Letture.org propone una lunga intervista ad Andrea Lavazza, autore con Luca Sammicheli del saggio Il delitto del cervello.
«Il tema della volontà si declina soprattutto nei termini della libertà che vi soggiace – spiega Lavazza ai lettori. E le neuroscienze hanno cominciato da alcuni decenni a intervenire nel secolare dibattito sul libero arbitrio.» E prosegue: «la volontà umana sembra certamente uscire ridimensionata dalla ricerca scientifica contemporanea: non è quella libera e ferrea determinazione che ci piace immaginare se non, probabilmente, in pochi casi.
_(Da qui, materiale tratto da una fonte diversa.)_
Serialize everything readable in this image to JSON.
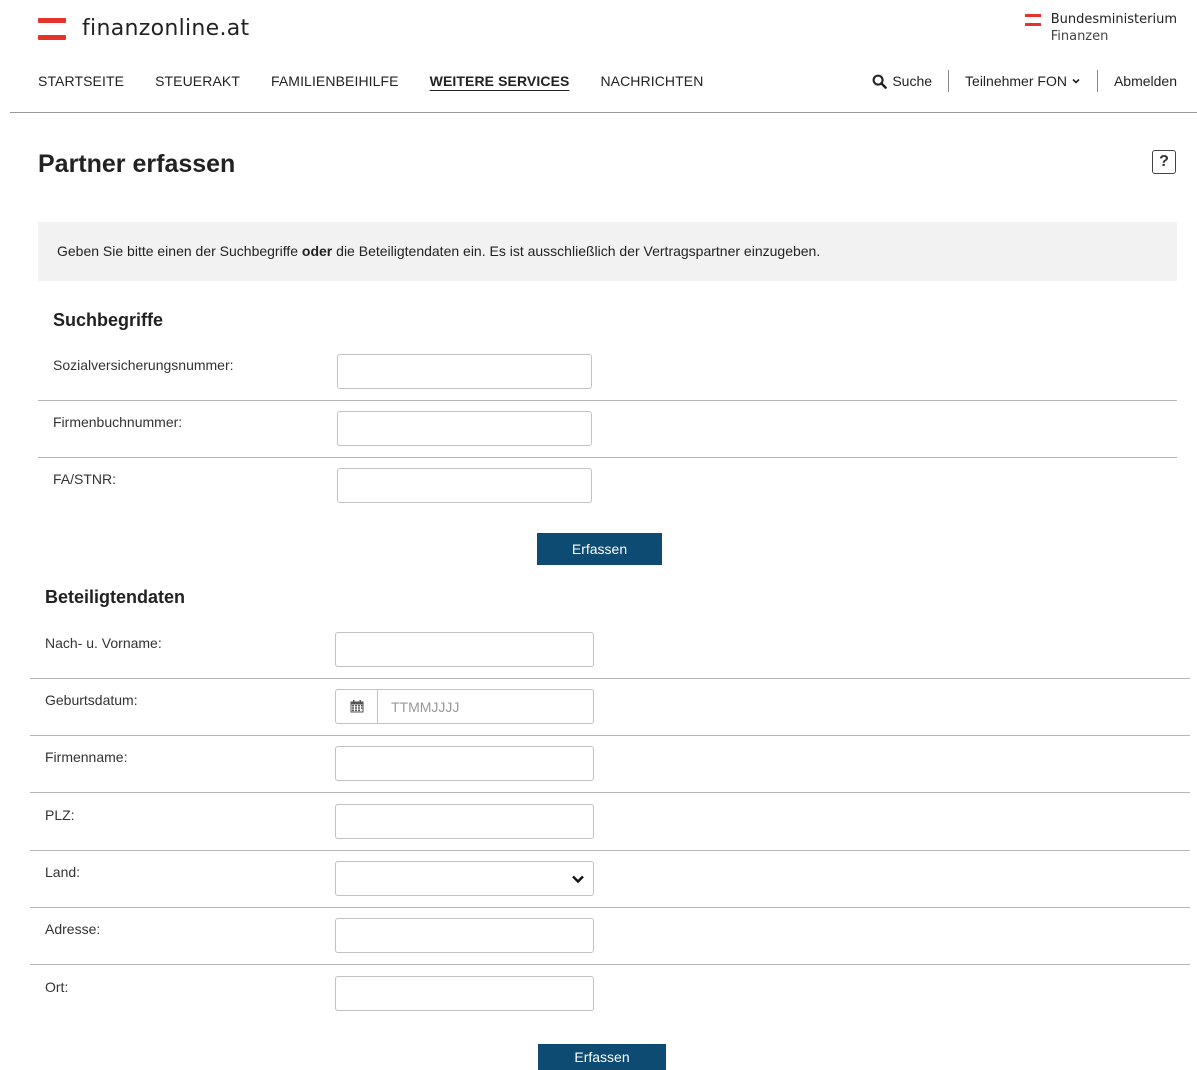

Ma non possiamo per questo dire che non godiamo mai di libero arbitrio e che la nostra volontà sia solo un’illusione che nasconde meccanismi automatici, inconsci e, in definitiva, deterministici. Chi sostiene questa idea, e non sono pochi gli scienziati e i filosofi, ha ancora, a mio avviso, l’onere di provarla in modo più convincente.»
«È difficile attribuire al solo corredo genetico la spinta irrefrenabile a condotte criminose – osserva l’autore de Il delitto del cervello. Lo stesso vale per ogni altra singola causa. Ciò non significa che non abbiamo fatto progressi, ma semplicemente che in ogni situazione si deve fare un’analisi complessa dei moventi che portano quello specifico individuo a commettere quello specifico reato.» Inoltre, «il dibattito sulla prospettiva di rendere la pena un trattamento medico sul cervello del condannato solleva ovviamente numerose questioni etiche. L’oggettivazione della condotta e del suo possibile cambiamento a fini pro-sociali segnala tuttavia l’apertura di una prospettiva radicalmente alternativa a quella della libera scelta dell’individuo, che è il polo opposto rispetto alla tendenza a considerare il livello cerebrale quello più autenticamente causale da una parte e rivelatore di chi siamo dall’altra.»